En una señal de torturas, algunos cadáveres no tienen ojos. Otros tienen marcas de estrangulamiento o de electrocuciones.

«Hay una clara evidencia, capaz de ser creída por un jurado en un tribunal de justicia, de torturas sistemáticas y muertes de detenidos realizadas por agentes del Gobierno de Siria», dijeron los tres fiscales en el informe de 31 páginas.

«Tales pruebas apoyaría un fallo de crímenes contra la humanidad contra el actual régimen sirio. Tales pruebas también apoyaría el fallo de crímenes de guerra contra el actual régimen sirio», dijeron.

El informe sale a la luz mientras los bandos enfrentados en la guerra civil siria se reúnen en Suiza para unas conversaciones de paz.

 

 

 

NOMBRE CLAVE «CÉSAR»

El desertor, con el nombre clave de César y cuya identidad no se ha revelado a los medios, trabajó como investigador criminal para la policía militar durante 13 años antes de su deserción.

Pero con la guerra civil, César se convirtió en un testigo de la muerte para las autoridades sirias: fotografió hasta 50 cuerpos al día en un trabajo que dijo que causó sufrimiento psicológico a él y a sus compañeros.

Las imágenes que tomó llegaron al Movimiento Nacional Sirio, apoyado por Catar.

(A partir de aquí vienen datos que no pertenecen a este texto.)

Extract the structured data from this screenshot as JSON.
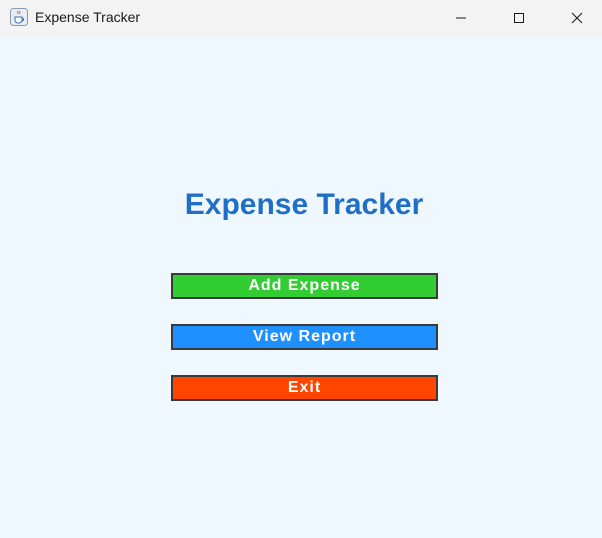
{
  "window": {
    "title": "Expense Tracker",
    "icon": "java-cup-icon"
  },
  "main": {
    "heading": "Expense Tracker",
    "buttons": {
      "add_label": "Add Expense",
      "view_label": "View Report",
      "exit_label": "Exit"
    }
  },
  "colors": {
    "background": "#f0f8ff",
    "heading": "#1f6fc8",
    "add_button": "#32cd32",
    "view_button": "#1e90ff",
    "exit_button": "#ff4500",
    "button_border": "#3a3a3a"
  }
}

Unos abogados que representan a Catar, Carter-Ruck and Co., encargaron el examen de las pruebas.

Reuters ha revisado el informe pero no fue posible determinar la autenticidad de las fotos de César o contactar con él. No fue posible obtener una respuesta inmediata del Gobierno sirio.

Los tres exfiscales, que trabajaron en tribunales de crímenes de guerra para la antigua Yugoslavia y Sierra Leona, examinaron las pruebas y entrevistaron a la fuente en tres sesiones en los últimos 10 días. Lo encontraron creíble.

«El equipo entrevistador encontró que el testigo ‘César’ no sólo era creíble, sino que su relato era más convincente», dijo el documento, titulado «Un informe sobre la credibilidad de ciertas pruebas en relación a la tortura y ejecución de presos por el actual régimen sirio».